Machine Learning Inference Chips, Custom Designed By Amazon
Amazon Web Services, Amazon’s cloud business is not just sticking to software anymore. It is also building hardware chips. At its ongoing “AWS re:Invent Conference” in Las Vegas , it has unveiled 2 new chips and 13 new machine learning capabilities and services to attract more developers to AWS by broadening its range of tools and services. The chips, it claims, will provide A.I. researchers "high performance at low cost."
The chip called “Inferentia” is a machine learning inference chip designed to deliver high performance to find patterns in large amounts of data. AWS Inferentia provides high throughput, low latency inference performance. Each chip has hundreds of TOPS (tera operations per second) of inference throughput to allow complex models to make fast predictions. For even more performance, multiple AWS Inferentia chips can be used together to drive thousands of TOPS of throughput. AWS Inferentia will support the TensorFlow, Apache MXNet, and PyTorch deep learning frameworks, as well as models that use the ONNX format and will be available for use with Amazon SageMaker, Amazon EC2, and Amazon Elastic Inference. AWS has also introduced Elastic Inference, which allow developers to design their own inference processor capacities and cloud deployments based on workload. According to AWS, developers can reduce inference costs by up to 75% by attaching GPU-powered inference acceleration to Amazon EC2 and Amazon SageMaker instances.
AWS hasn’t stopped here. It has also announced a second ARM-based chip that represents an alternative to traditional computing processors from chipmakers like Intel. Across the clouds—and in corporate’s on-premises data centres — customers' computing workloads often run on Intel-based chips. The chip dubbed “Graviton”, introduced as a potential alternative to Intel, is akin to an Arm-based AMD chip. The CPU core is based on an Arm’s 2015 Cortex-A72 design, clocked at 2.3GHz clock, 64-bit Armv8-A, non-NUMA processor with floating point math, and supporting SIMD, AES, SHA-1, SHA-256, GCM and hardware acceleration of the CRC-32 algorithm.

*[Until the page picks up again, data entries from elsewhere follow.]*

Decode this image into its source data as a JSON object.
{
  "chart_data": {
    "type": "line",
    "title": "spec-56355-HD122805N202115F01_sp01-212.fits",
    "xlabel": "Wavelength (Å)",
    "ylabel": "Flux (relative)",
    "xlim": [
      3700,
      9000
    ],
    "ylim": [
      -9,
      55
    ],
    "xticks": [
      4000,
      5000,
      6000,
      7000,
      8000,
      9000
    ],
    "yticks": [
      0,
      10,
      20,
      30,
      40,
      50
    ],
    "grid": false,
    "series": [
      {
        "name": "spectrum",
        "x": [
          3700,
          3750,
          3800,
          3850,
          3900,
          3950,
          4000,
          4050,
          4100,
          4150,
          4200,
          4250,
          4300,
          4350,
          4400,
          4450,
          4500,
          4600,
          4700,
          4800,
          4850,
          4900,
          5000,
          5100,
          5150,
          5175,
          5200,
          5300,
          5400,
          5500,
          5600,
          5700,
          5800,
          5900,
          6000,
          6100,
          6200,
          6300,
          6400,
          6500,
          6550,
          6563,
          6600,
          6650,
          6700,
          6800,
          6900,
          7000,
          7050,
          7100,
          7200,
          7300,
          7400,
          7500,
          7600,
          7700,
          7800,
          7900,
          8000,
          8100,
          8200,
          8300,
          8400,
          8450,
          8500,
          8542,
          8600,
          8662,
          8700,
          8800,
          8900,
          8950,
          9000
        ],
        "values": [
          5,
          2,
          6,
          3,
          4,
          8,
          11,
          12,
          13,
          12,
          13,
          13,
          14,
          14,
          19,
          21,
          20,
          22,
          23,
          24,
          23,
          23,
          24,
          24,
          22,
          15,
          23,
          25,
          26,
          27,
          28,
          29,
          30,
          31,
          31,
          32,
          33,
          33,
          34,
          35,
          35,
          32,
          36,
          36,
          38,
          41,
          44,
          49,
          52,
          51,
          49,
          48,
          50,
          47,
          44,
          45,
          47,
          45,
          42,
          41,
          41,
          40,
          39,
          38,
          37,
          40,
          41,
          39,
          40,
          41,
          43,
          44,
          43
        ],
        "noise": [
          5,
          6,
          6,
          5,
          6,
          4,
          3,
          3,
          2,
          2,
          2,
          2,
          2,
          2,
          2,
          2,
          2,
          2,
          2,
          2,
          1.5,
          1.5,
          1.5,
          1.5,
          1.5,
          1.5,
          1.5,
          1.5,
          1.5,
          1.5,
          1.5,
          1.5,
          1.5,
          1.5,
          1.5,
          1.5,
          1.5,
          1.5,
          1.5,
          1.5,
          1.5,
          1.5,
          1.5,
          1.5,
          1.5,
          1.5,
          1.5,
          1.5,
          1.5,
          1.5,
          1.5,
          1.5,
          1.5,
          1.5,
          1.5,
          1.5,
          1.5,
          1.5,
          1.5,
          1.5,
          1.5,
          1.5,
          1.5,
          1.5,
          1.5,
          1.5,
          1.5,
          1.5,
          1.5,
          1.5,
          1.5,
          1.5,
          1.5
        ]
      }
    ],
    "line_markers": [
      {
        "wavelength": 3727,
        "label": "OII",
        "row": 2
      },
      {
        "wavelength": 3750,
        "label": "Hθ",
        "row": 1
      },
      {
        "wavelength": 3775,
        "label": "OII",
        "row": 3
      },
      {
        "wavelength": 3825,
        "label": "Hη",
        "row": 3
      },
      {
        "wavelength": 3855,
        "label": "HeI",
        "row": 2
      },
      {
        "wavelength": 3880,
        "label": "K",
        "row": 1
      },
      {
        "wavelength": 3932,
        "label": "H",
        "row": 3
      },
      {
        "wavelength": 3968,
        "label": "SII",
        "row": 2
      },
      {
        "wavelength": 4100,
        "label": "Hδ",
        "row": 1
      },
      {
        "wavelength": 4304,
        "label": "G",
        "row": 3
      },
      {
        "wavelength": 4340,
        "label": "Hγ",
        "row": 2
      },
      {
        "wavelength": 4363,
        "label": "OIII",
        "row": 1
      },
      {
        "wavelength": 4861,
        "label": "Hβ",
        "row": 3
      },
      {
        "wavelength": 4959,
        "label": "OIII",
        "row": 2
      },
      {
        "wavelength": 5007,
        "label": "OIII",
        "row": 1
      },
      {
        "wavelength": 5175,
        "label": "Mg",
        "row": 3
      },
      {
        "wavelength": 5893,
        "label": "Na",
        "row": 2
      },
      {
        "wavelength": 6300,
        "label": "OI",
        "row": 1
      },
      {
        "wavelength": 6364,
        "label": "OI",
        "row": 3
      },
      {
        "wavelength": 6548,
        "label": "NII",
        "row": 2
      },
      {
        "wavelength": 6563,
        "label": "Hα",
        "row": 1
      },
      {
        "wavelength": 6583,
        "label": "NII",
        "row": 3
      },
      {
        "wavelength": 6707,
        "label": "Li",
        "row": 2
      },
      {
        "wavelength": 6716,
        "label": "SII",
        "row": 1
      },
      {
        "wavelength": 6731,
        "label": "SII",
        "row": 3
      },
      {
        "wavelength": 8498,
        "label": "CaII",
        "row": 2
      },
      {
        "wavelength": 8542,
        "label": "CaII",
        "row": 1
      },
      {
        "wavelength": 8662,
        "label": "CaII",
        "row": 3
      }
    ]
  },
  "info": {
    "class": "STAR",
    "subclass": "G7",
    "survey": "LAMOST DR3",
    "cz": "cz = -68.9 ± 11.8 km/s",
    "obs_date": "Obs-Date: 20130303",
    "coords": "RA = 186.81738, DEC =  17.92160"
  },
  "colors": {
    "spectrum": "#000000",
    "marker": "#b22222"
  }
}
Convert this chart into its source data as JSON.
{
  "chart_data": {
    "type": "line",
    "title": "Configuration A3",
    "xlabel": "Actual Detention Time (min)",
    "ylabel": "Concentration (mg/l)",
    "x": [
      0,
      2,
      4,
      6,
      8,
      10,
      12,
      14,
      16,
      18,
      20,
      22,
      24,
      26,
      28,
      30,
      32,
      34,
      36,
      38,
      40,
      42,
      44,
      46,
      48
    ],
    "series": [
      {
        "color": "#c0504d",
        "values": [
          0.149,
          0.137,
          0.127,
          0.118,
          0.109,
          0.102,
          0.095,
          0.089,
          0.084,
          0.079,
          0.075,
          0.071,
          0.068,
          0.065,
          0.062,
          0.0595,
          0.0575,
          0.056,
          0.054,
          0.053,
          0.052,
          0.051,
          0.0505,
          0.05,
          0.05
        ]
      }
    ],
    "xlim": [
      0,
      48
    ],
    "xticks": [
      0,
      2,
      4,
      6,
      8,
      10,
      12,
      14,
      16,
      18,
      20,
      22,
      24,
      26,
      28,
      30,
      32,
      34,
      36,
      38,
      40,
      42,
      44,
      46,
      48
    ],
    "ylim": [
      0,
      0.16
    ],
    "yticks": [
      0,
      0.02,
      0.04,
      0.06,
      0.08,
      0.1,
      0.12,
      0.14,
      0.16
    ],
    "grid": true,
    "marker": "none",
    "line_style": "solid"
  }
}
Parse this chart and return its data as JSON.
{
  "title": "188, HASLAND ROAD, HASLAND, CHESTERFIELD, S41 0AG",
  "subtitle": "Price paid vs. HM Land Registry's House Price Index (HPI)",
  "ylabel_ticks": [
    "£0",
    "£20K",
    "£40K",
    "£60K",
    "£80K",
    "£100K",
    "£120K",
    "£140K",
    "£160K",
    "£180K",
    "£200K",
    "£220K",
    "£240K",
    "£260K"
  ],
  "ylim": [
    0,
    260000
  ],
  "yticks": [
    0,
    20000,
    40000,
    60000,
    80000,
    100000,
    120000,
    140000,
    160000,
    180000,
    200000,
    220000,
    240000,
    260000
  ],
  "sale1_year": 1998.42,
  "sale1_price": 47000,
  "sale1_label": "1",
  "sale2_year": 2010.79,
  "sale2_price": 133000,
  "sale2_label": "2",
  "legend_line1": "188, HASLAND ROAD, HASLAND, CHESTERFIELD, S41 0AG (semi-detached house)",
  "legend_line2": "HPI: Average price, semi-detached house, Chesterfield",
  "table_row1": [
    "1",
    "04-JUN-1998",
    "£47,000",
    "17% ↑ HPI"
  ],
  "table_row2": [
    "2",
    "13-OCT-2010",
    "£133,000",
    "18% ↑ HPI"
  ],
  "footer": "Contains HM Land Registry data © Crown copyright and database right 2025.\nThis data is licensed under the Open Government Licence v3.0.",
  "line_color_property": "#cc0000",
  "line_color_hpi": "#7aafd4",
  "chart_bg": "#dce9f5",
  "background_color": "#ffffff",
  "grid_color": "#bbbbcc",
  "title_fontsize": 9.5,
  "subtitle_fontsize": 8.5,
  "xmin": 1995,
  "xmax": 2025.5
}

It’s been an interesting trend since last few years as software giants are entering into the tricky business of AI chip design. Amazon’s launch of these chips echoes Google’s AI chip - Tensor Processing Unit. Since 2016 Google has introduced new TPU chips that compete with NVIDIA for training AI models. Last year Microsoft demonstrated its Windows Server operating system running on Arm servers, but Arm-based computing is not currently possible from Microsoft's Azure public cloud. Microsoft has also partnered with Qualcomm to create AI developer kit enabled by Azure. IBM has the Power9 processor chips which it sells to third-party manufacturers and to cloud vendors and AC922 chip on the IBM cloud. But, it currently has no plans for AI chips. Earlier this year, Alibaba has announced that it is working on developing its own AI chip called the “Ali-NPU” and that the chips will become available for anyone to use through its public cloud.
AWS is by far the leader in public cloud infrastructure. But its advantage is shrinking as Microsoft, Google, IBM are competing with it for business as companies move their workloads from traditional data centres to the cloud. Increasing number of cloud vendors in the AI chip market only shows its rapid expansion and strong growth illustrate just how competitive the cloud business has become, and how important innovation is for players who want to stay in the race.
With the rising influence of AI, cloud vendors will try to provide the infrastructure for AI to easily attract business. Much of AI training needs can be abstracted by the cloud providers just like what cloud business did to the server industry. It takes away all the infrastructure setup and large start-up cost hassle to lower the barrier for companies trying AI projects. This has the potential of having the same impact in democratizing AI as it did for various online businesses post cloud as a service model.
AI infra-as-a-service could be the new game changer!